Tout se transforme, rien ne se perd, rien de secret...
C'est en revenant sur ma gaucherie que je tentai de rebondir auprès d'Emma, lui décrivant ma méprise quant au lien, et ma maladresse chronique, allant jusqu'à rappeler que j'avais été également ridicule dans le jardin d'hiver quelques semaines plus tôt. Elle fit encore une petite référence à cet épisode passé, puis plus rien.
Après la ola, le holà.
"- Haut les mains !"
Obéissant, je commençai à lever bêtement les mains et me ravisai à temps. Le sourire blanc et fer de mon kidnappeur m'apaisa. Eddy était assis derrière Pasquier. Un diffuseur à la lavande avait raflé l'air dans la voiture du sous-directeur. Ecoeurant. La presse venait d'annoncer la faillite de Saab et j'associai cette odeur à la pourriture, à la dégénérescence.
"- Vous étiez en ballade Laitier ? demanda Pasquier.
- C'est balade avec un seul "L", péteux ! Ballade c'est la chanson.
- Comment vous pouvez savoir comment je l'écris ?
- C'est moi qui retranscris cette conversation sur mon blog, je rajoute ce que je veux !
- Très bien, je m'incline... Et si on reprenait ? De manière réaliste ?

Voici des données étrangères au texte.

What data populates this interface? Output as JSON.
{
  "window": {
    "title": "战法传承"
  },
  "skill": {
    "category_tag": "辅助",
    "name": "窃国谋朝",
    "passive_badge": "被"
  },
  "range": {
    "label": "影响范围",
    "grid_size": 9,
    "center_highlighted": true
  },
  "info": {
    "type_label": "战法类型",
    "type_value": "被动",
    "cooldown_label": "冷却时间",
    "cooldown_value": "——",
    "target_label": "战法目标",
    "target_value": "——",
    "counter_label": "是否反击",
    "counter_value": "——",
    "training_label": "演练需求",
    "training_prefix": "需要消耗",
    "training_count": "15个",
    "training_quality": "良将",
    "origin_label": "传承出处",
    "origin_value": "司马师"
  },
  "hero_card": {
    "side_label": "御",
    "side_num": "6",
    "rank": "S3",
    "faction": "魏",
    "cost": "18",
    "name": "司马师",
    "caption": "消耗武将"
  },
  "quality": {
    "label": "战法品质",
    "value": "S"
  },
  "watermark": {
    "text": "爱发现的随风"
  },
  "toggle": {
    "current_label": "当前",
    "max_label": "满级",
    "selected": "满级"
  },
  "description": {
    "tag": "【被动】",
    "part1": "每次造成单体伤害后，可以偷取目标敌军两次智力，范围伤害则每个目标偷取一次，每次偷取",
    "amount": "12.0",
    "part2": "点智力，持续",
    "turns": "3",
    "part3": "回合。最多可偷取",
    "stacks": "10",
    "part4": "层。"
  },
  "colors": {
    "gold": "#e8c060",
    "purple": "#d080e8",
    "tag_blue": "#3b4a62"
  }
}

- Quand je le déciderai !... OK, maintenant :
"- Vous étiez en balade Laitier ? demanda Pasquier. Par ce froid ? Nous aussi on s'est baladé : après manger on est allé faire une visite concurrence. Et on a un problème.
- Un sacré problème, appuya la Directrice.
- C'est pour ça qu'on est venu te récupérer quand on t'a vu.
- Compris. Et quel est ce problème ?
- Espionnage industriel, répondit la passagère."
Transpiration soudaine au niveau du front. Je n'aimais pas la tournure que prenait ce conciliabule automobile.
"- On vient de trouver chez Biolophile une grande partie de tes produits, développa Eddy. Les pots de fleur solaires luminescents, les fils invisibles, les cactus en forme de coeur, l'analyseur d'engrais, le liège, tout ! Tout y était !
- Mais j'ai négocié l'exclusivité de ces articles !
- Ce sont d'autres marques, affirma Pasquier. Ce qui rend la coïncidence d'autant plus improbable. Corollaire, nous avons sans doute au sein d'Elaq quelqu'un qui nous plagie, qui revend nos idées..."
Mes idées.
"- ... Et nous voulons savoir qui, conclut notre cheffe.
- Vous jouez double jeu, Laitier ? demanda le conducteur en redémarrant."
Je m'indignai d'une voix aigue que je ne me connaissais pas, comme si le manque de preuves pouvait être comblé par l'intensité stridente de ma protestation.
Chercher de l'aide dans les yeux d'Eddy...
"- Ok, on te croit Felix."
La passagère se retourna.
"- Mais il faut qu'on trouve au plus vite qui nous trahit, qui a accès à vos dossiers assez en amont pour les transmettre en des temps records à Biolophile. Une idée de qui ?"
J'en avais bien cent cinquante qui se télescopaient. Pasquier gara sa voiture et les trois visages coupèrent le contact de mes neurones.
"- Aucune non. Désolé..."
Je ne les convainquais pas vraiment. On parla un moment de la marche à suivre, du fait que je ne devais rien laisser paraître tout en me montrant vigilant. Je les assurai de ma coopération mais sentis la confiance des deux dirigeants s'effriter.
Je sortis du bolide nauséeux sur le trottoir des dames à macs, en me demandant si je n'allais pas perdre mon innocence tarifée (le petit Arthur me remit sur le droit chemin), et du bout des doigts offris le soyeux tas carmin/caca d'oie au caniveau.
Je sortis du bureau penaud, en me demandant si à enchaîner les bourdes je n'avais pas perdu mes chances de mieux connaître Emma.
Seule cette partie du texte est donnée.